L’auteur confirme que si la logique cartésienne domine en France, aux Etats-Unis, c’est davantage l’empirisme, ce qui explique que l’on y crée plus facilement des entreprises. Et les entrepreneurs, souligne David Fayon, « se soucient du chemin critique de la connaissance jusqu’à l’industrie, le fait de marketer des recherches et innovations pour les traduire en offres et en emplois. » Celui-ci pointe plusieurs autres atouts des américains face aux technologies et à l’innovation : le rapport au temps, la « positive attitude », le rapport à l’enseignement, la flexibilté du travail, la valorisation de l’expertise et la captation des talents.
Et, dans les entreprises américaines, « il y a très peu de baronnies, tout est dicté par les données et les résultats, ce qui ne donne pas lieu à des débats philosophiques ou d’opinions sans fin. » Le succès des start-up américaines repose, selon David Fayon, sur quatre facteurs : la réponse à un besoin non satisfait jusqu’alors, l’apport d’une technologie, la constitution d’une bonne équipe et l’argent nécessaire. « Les américains pensent vraiment à changer le monde, c’est une philosophie et une culture », précise David Fayon.
Une domination durable de l’influence américaine ?
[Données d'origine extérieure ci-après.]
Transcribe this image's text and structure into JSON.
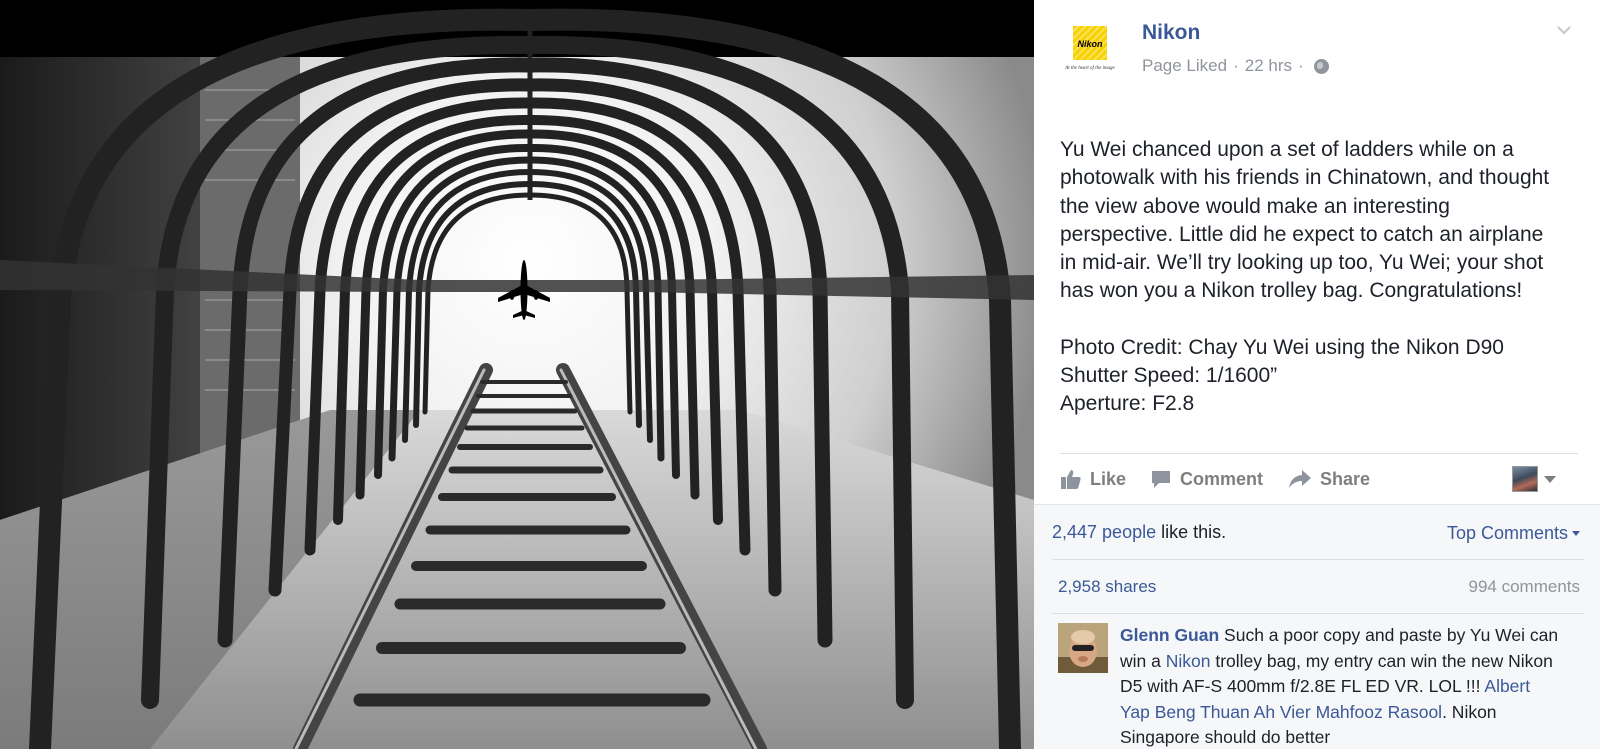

La domination de la Silicon Valley et, plus généralement, des Etats-Unis, est-elle durable ? D’ores et déjà, de sérieux challengers se positionnent, en particulier l’Asie, mais aussi Israël, l’Australie ou l’Afrique du Sud. « La Chine numérique s’est réveillée, la Russie et l’Inde ont la taille critique », avertit David Fayon.
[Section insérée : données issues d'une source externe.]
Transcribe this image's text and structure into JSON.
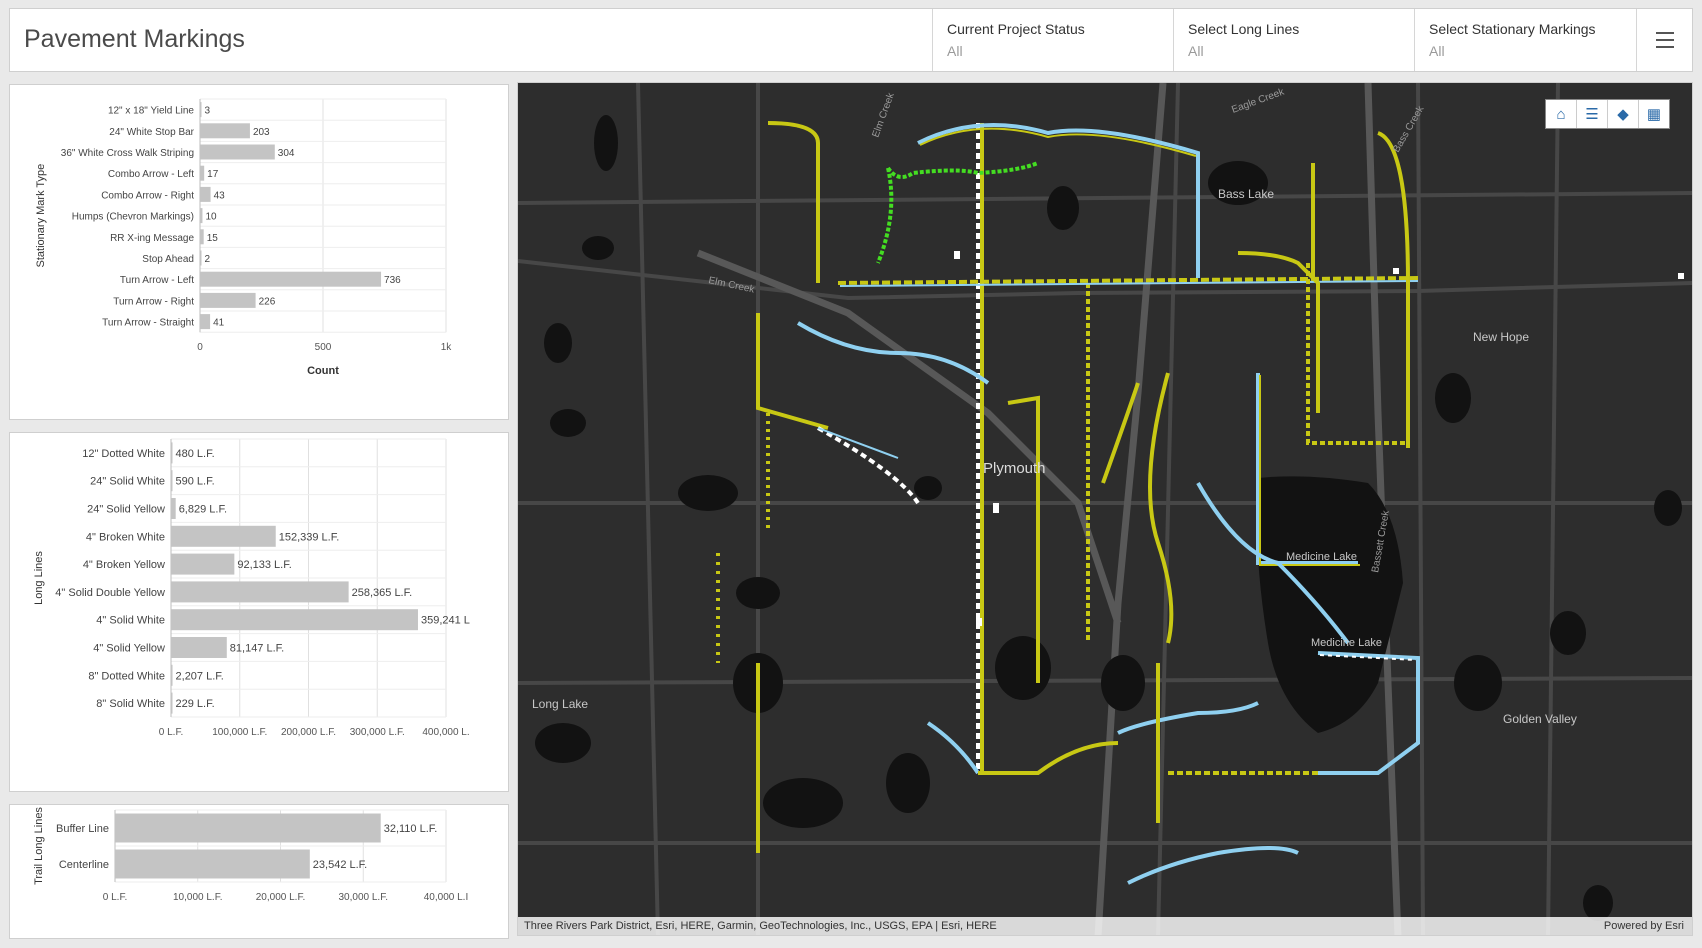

Mais, à l’horizon 2050, assure-t-il, « s’agissant du seul secteur numérique, les Etats-Unis devraient rester leaders, le numérique restant leur seule planche de salut, même si la Chine et, plus généralement, l’Asie joueront un rôle majeur. »
Et la France ? L’auteur plaide pour une coopération en mode gagnant-gagnant entre la France et les Etats-Unis, et plusieurs dispositifs (Business France, chambres de commerce…), incubateurs (French Tech hubs…) et réseaux existent. David Fayon formule une trentaine de recommandations pour aller encore plus loin, à la fois pour les pouvoirs publics, les entreprises, la formation ou la fiscalité.
Made in Silicon Valley, du numérique en Amérique, par David Fayon, Editions Pearson, 2017, 232 pages.
Les dix critères de réussite
Dix critères sont essentiels pour développer l’innovation : plus ils sont respectés, plus le potentiel numérique pour une zone donnée est fort :
- Un pôle universitaire d’excellence.
- La qualité de l’enseignement (travail en équipe, capacité à coder, mathématiques…).
- La concentration d’entreprises technologiques et un maillage professionnel dense.
- Des usages existants et une taille suffisante du marché domestique.
- Le rôle de l’Etat ou de la région (appétence pour la technologie).
- Le nombre d’investisseurs avec des fonds importants.
- Des infrastructures de réseaux.
- Des infrastructures de transport.
- Le droit à l’erreur et l’optimisme.
- Un contexte qui favorise l’attractivité (salaires…).